Willkommen in Neth Iriasuna, der Halle der Schriften von Shyar. Hier findest du das Wissen der Irianari – der Schreiber – über unsere Welt, die wir Araun nennen. Über viele Jahre und Jahrzehnte haben wir zusammengetragen, was wir über die Länder und Kontinente, Vergangenheit und Zukunft von Araun finden konnten. Und wir wissen jetzt, dass die vielen tausend Jahre der Besiedelung und Kultur dem Ende zugehen. Der tödliche Nebel aus den Schluchten der Welt hat schon ganze Länder entvölkert und vergiftet. Immer stärker werden die Erdbeben und Flutwellen, die schon Sarath und Taishon vernichtet haben, und es ist nur noch eine Frage von Jahrhunderten, bis Alteande und Irianar ebenso untergehen und die Welt zerbricht.
Wir, die wir den Anfang erlebt haben, erwarten nun das Ende. Die jungen Völker weigern sich, das Schicksal anzuerkennen, und suchen nach Möglichkeiten, Araun zu verlassen, und einige von uns werden mit ihnen gehen, aber viele werden bleiben und der sterbenden alten Welt in die Stille folgen…
… und so weiter und so fort. Es gibt Tage, an denen mich die Schicksalsergebenheit der Alten in den Wahnsinn treibt, und heute ist einer davon. Ich persönlich habe nicht die Absicht, der sterbenden alten Welt irgendwohin zu folgen. Ich will weg von hier, und zwar so schnell wie möglich. Deshalb unterstütze ich die Forscher, die auf ganz Araun nach Fluchtmöglichkeiten suchen, und werde hier den einen oder anderen Bericht zwischen die ehrwürdigen Schriften schmuggeln, damit ich bei der Archivierung nicht vor Weltschmerz eingehe.
Vielleicht sollte ich mich erst einmal vorstellen. Ich bin Athol Dan Angeri, eine der wenigen Irianari, die noch kein ganzes Jahrtausend lang senil sind. Meine Aufgabe ist es, die ständig eintrudelnden Berichte abzuheften. Nicht etwa zu sichten, zu sortieren oder gar zu kommentieren. Man erwartet von mir, daß ich eine Schriftrolle nach der anderen entrolle und in die großen Lederbände der Schriftenhalle einklebe. Lesen soll ich dabei natürlich auch nicht.

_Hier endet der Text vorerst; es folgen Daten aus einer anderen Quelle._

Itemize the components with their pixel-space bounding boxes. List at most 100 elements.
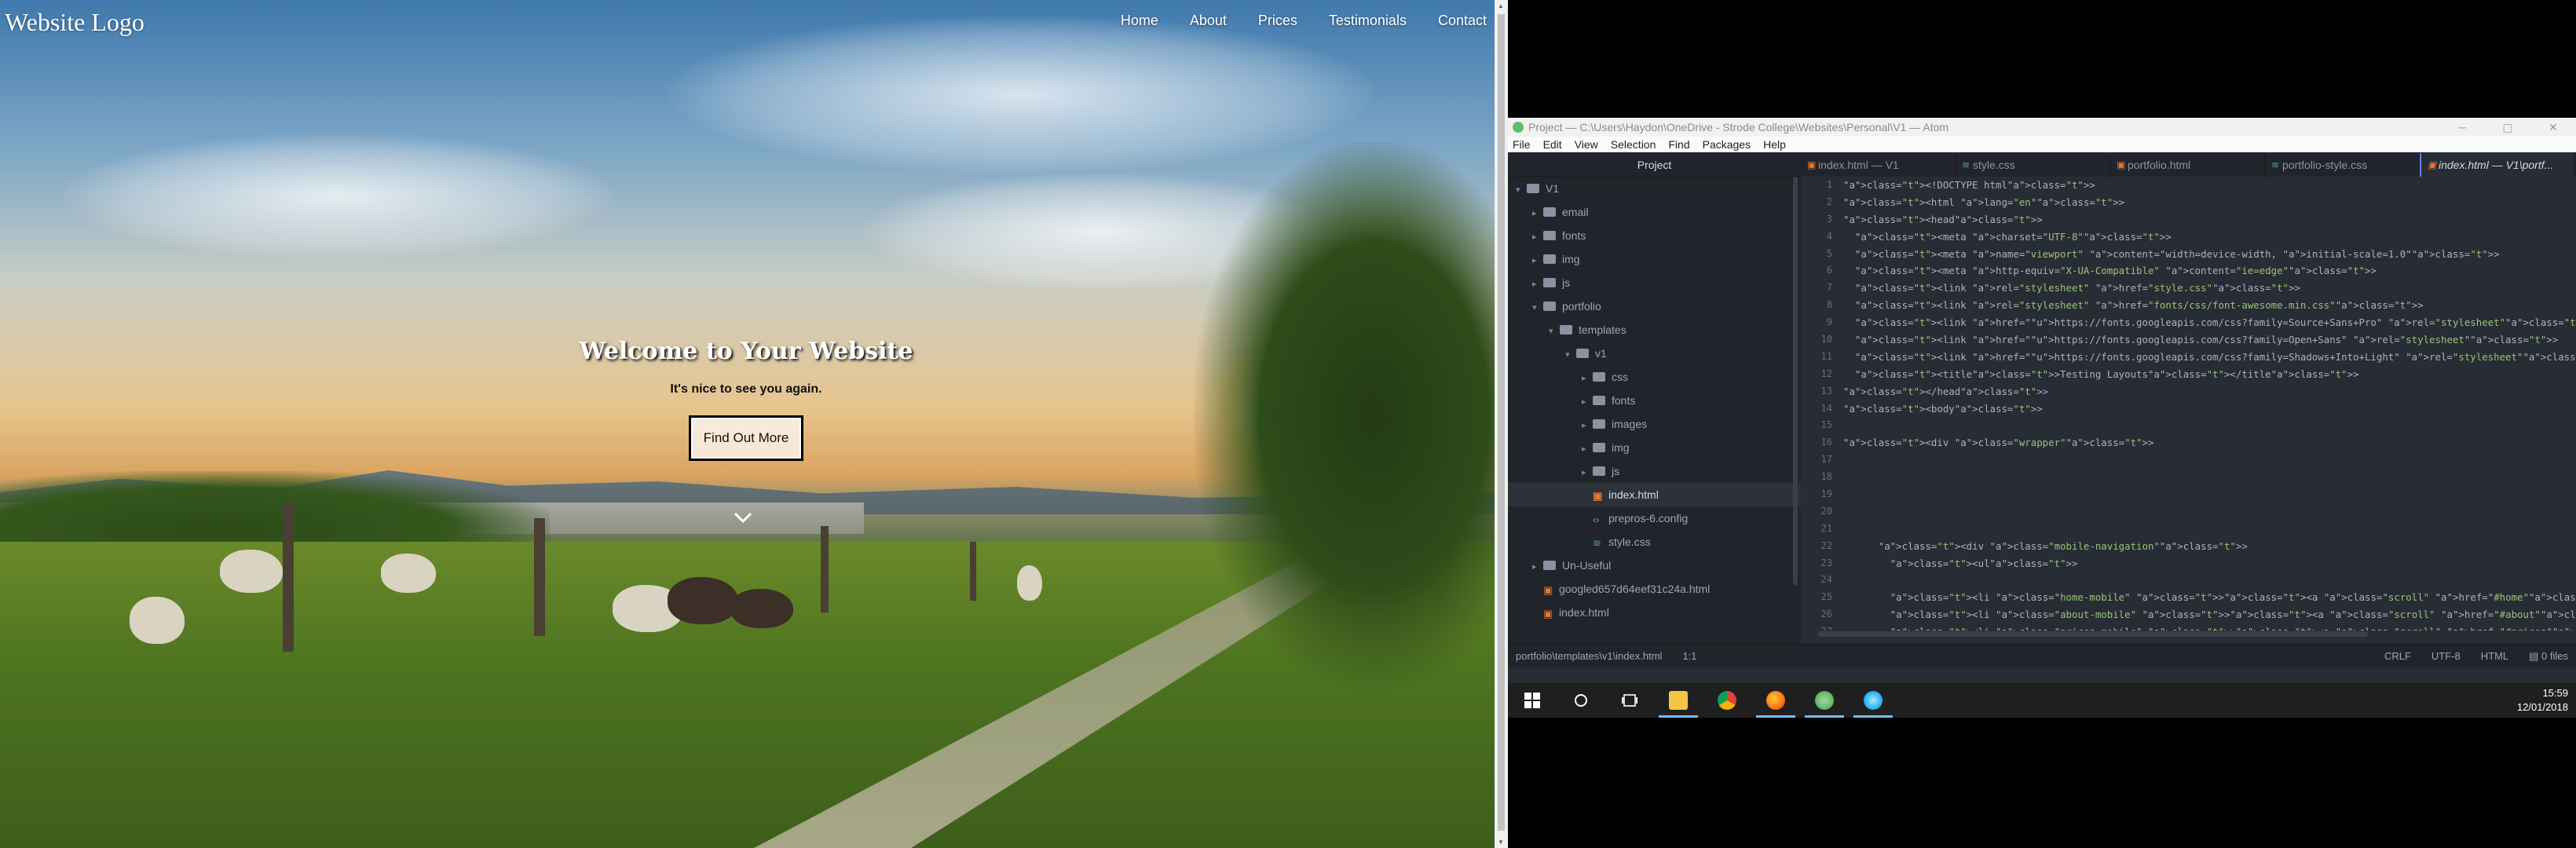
tree-item[interactable]: ▣ googled657d64eef31c24a.html bbox=[1508, 577, 1801, 601]
nav-prices[interactable]: Prices bbox=[1258, 13, 1297, 29]
taskbar-app[interactable] bbox=[1849, 683, 1897, 718]
menu-edit[interactable]: Edit bbox=[1543, 138, 1562, 151]
code-line[interactable] bbox=[1843, 521, 2574, 538]
start-button[interactable] bbox=[1508, 683, 1557, 718]
minimize-icon[interactable]: ─ bbox=[2439, 121, 2485, 134]
menu-selection[interactable]: Selection bbox=[1611, 138, 1656, 151]
code-line[interactable]: "a">class="t"><link "a">href=""u">https:… bbox=[1843, 349, 2576, 366]
chevron-right-icon[interactable]: ▸ bbox=[1582, 461, 1593, 484]
code-area[interactable]: "a">class="t"><!DOCTYPE html"a">class="t… bbox=[1843, 177, 2576, 631]
tree-item[interactable]: ▸ fonts bbox=[1508, 389, 1801, 412]
code-line[interactable]: "a">class="t"><link "a">rel="stylesheet"… bbox=[1843, 280, 2574, 297]
tree-item[interactable]: ▸ js bbox=[1508, 271, 1801, 294]
tree-header[interactable]: Project bbox=[1508, 153, 1801, 177]
tree-item[interactable]: ▾ V1 bbox=[1508, 177, 1801, 200]
status-cursor-position[interactable]: 1:1 bbox=[1682, 650, 1696, 662]
nav-contact[interactable]: Contact bbox=[1438, 13, 1487, 29]
close-icon[interactable]: ✕ bbox=[2530, 121, 2576, 134]
taskbar-atom[interactable] bbox=[1800, 683, 1849, 718]
scroll-up-icon[interactable]: ▲ bbox=[1498, 2, 1504, 9]
chevron-right-icon[interactable]: ▸ bbox=[1582, 437, 1593, 461]
code-line[interactable]: "a">class="t"><div "a">class="wrapper""a… bbox=[1843, 434, 2574, 451]
menu-find[interactable]: Find bbox=[1668, 138, 1689, 151]
website-logo[interactable]: Website Logo bbox=[5, 8, 145, 37]
tree-item[interactable]: ≋ style.css bbox=[1508, 530, 1801, 554]
code-line[interactable]: "a">class="t"><li "a">class="prices-mobi… bbox=[1843, 623, 2576, 631]
tree-item[interactable]: ▸ js bbox=[1508, 459, 1801, 483]
tab-index-v1[interactable]: ▣ index.html — V1 bbox=[1801, 153, 1956, 177]
code-line[interactable]: "a">class="t"><title"a">class="t">>Testi… bbox=[1843, 366, 2574, 383]
chevron-right-icon[interactable]: ▸ bbox=[1532, 249, 1543, 272]
task-view-button[interactable] bbox=[1605, 683, 1654, 718]
tab-index-portfolio[interactable]: ▣ index.html — V1\portf... bbox=[2420, 153, 2574, 177]
chevron-down-icon[interactable]: ▾ bbox=[1549, 320, 1560, 343]
code-line[interactable]: "a">class="t"><!DOCTYPE html"a">class="t… bbox=[1843, 177, 2574, 194]
menu-file[interactable]: File bbox=[1513, 138, 1531, 151]
code-line[interactable]: "a">class="t"><html "a">lang="en""a">cla… bbox=[1843, 194, 2574, 211]
nav-about[interactable]: About bbox=[1190, 13, 1227, 29]
code-line[interactable]: "a">class="t"><link "a">href=""u">https:… bbox=[1843, 314, 2576, 331]
tree-item[interactable]: ‹› prepros-6.config bbox=[1508, 506, 1801, 530]
code-line[interactable]: "a">class="t"><meta "a">http-equiv="X-UA… bbox=[1843, 262, 2574, 280]
tree-item[interactable]: ▸ css bbox=[1508, 365, 1801, 389]
code-line[interactable]: "a">class="t"><li "a">class="about-mobil… bbox=[1843, 606, 2576, 623]
atom-titlebar[interactable]: Project — C:\Users\Haydon\OneDrive - Str… bbox=[1508, 118, 2576, 137]
menu-help[interactable]: Help bbox=[1763, 138, 1786, 151]
code-line[interactable] bbox=[1843, 417, 2574, 434]
tree-item[interactable]: ▾ v1 bbox=[1508, 342, 1801, 365]
menu-packages[interactable]: Packages bbox=[1703, 138, 1751, 151]
website-scrollbar[interactable]: ▲ ▼ bbox=[1495, 0, 1508, 848]
taskbar-clock[interactable]: 15:59 12/01/2018 bbox=[2517, 686, 2576, 715]
code-line[interactable]: "a">class="t"><link "a">rel="stylesheet"… bbox=[1843, 297, 2574, 314]
tree-item[interactable]: ▸ Un-Useful bbox=[1508, 554, 1801, 577]
scrollbar-thumb[interactable] bbox=[1498, 14, 1505, 831]
code-line[interactable]: "a">class="t"><meta "a">name="viewport" … bbox=[1843, 246, 2574, 263]
code-line[interactable] bbox=[1843, 469, 2574, 486]
search-button[interactable] bbox=[1557, 683, 1605, 718]
code-line[interactable] bbox=[1843, 572, 2574, 589]
tree-item[interactable]: ▸ email bbox=[1508, 200, 1801, 224]
nav-testimonials[interactable]: Testimonials bbox=[1329, 13, 1407, 29]
taskbar-firefox[interactable] bbox=[1751, 683, 1800, 718]
tree-item[interactable]: ▸ fonts bbox=[1508, 224, 1801, 247]
code-line[interactable]: "a">class="t"><ul"a">class="t">> bbox=[1843, 555, 2574, 572]
tree-item[interactable]: ▸ img bbox=[1508, 436, 1801, 459]
nav-home[interactable]: Home bbox=[1121, 13, 1158, 29]
code-line[interactable]: "a">class="t"><div "a">class="mobile-nav… bbox=[1843, 538, 2574, 555]
status-files[interactable]: ▤ 0 files bbox=[2529, 650, 2568, 663]
status-encoding[interactable]: UTF-8 bbox=[2431, 650, 2461, 663]
tree-scrollbar[interactable] bbox=[1793, 177, 1798, 585]
code-line[interactable]: "a">class="t"></head"a">class="t">> bbox=[1843, 383, 2574, 400]
menu-view[interactable]: View bbox=[1575, 138, 1598, 151]
chevron-down-icon[interactable] bbox=[732, 506, 754, 528]
tree-item[interactable]: ▸ img bbox=[1508, 247, 1801, 271]
tree-item[interactable]: ▾ portfolio bbox=[1508, 294, 1801, 318]
tab-style-css[interactable]: ≋ style.css bbox=[1956, 153, 2110, 177]
chevron-right-icon[interactable]: ▸ bbox=[1582, 390, 1593, 414]
tree-item[interactable]: ▾ templates bbox=[1508, 318, 1801, 342]
taskbar-chrome[interactable] bbox=[1703, 683, 1751, 718]
chevron-right-icon[interactable]: ▸ bbox=[1532, 555, 1543, 579]
status-line-ending[interactable]: CRLF bbox=[2384, 650, 2411, 663]
chevron-right-icon[interactable]: ▸ bbox=[1532, 225, 1543, 249]
tree-item[interactable]: ▸ images bbox=[1508, 412, 1801, 436]
code-editor[interactable]: 1 2 3 4 5 6 7 8 9 10 11 12 13 14 15 16 17 18 19 20 21 22 23 24 2… bbox=[1801, 177, 2576, 631]
code-line[interactable]: "a">class="t"><meta "a">charset="UTF-8""… bbox=[1843, 228, 2574, 246]
chevron-right-icon[interactable]: ▸ bbox=[1532, 202, 1543, 225]
chevron-right-icon[interactable]: ▸ bbox=[1532, 272, 1543, 296]
code-line[interactable] bbox=[1843, 486, 2574, 503]
chevron-down-icon[interactable]: ▾ bbox=[1532, 296, 1543, 320]
code-line[interactable] bbox=[1843, 503, 2574, 521]
taskbar-file-explorer[interactable] bbox=[1654, 683, 1703, 718]
status-grammar[interactable]: HTML bbox=[2481, 650, 2508, 663]
editor-horizontal-scrollbar[interactable] bbox=[1818, 631, 2368, 637]
code-line[interactable]: "a">class="t"><link "a">href=""u">https:… bbox=[1843, 331, 2574, 349]
chevron-down-icon[interactable]: ▾ bbox=[1516, 178, 1527, 202]
find-out-more-button[interactable]: Find Out More bbox=[688, 415, 804, 461]
scroll-down-icon[interactable]: ▼ bbox=[1498, 839, 1504, 846]
chevron-down-icon[interactable]: ▾ bbox=[1565, 343, 1576, 367]
code-line[interactable]: "a">class="t"><li "a">class="home-mobile… bbox=[1843, 589, 2576, 606]
code-line[interactable]: "a">class="t"><body"a">class="t">> bbox=[1843, 400, 2574, 418]
tab-portfolio-html[interactable]: ▣ portfolio.html bbox=[2110, 153, 2265, 177]
chevron-right-icon[interactable]: ▸ bbox=[1582, 367, 1593, 390]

Ich tue es trotzdem, auch wenn mich depressives Geschwafel wie da oben manchmal wünschen lässt, ich wäre in meinem Tal geblieben und hätte nie lesen und schreiben gelernt.
Was der ehrwürdige Meister anzudeuten versucht, ohne es tatsächlich zu sagen, ist, dass Gorodhûn an allem schuld ist. Der verfluchte Brocken fiel eines Tages vom Himmel und zertrümmerte erst Sarath und später Taishon. Die großen alten Kulturen wurden von jetzt auf gleich ausgelöscht, und seither schaukelt der Brocken in seinem Loch im Meer herum und versucht, auch den Rest der Welt zu überfluten. Und im Moment sieht es so aus, als würde er das schaffen.
Aber ohne mich. Es gibt Gerüchte über ein Weltentor – irgendwo. Und es gibt Leute, die allen Ernstes davon sprechen, sich selbst in kleinen metallenen Kapseln in den Weltraum zu sprengen. Andere wollen fliegen lernen. Andere, die schon fliegen können, üben jetzt, ohne Luft, ohne Schwerkraft und in mörderischer Kälte zu überleben. Andere wieder versuchen, die Drachen abzurichten, zu überreden oder zu zwingen. Aber ganz gleich, welcher Ausweg gefunden wird: ich werde eine der ersten sein, die von hier verschwinden. Tschüs, Araun.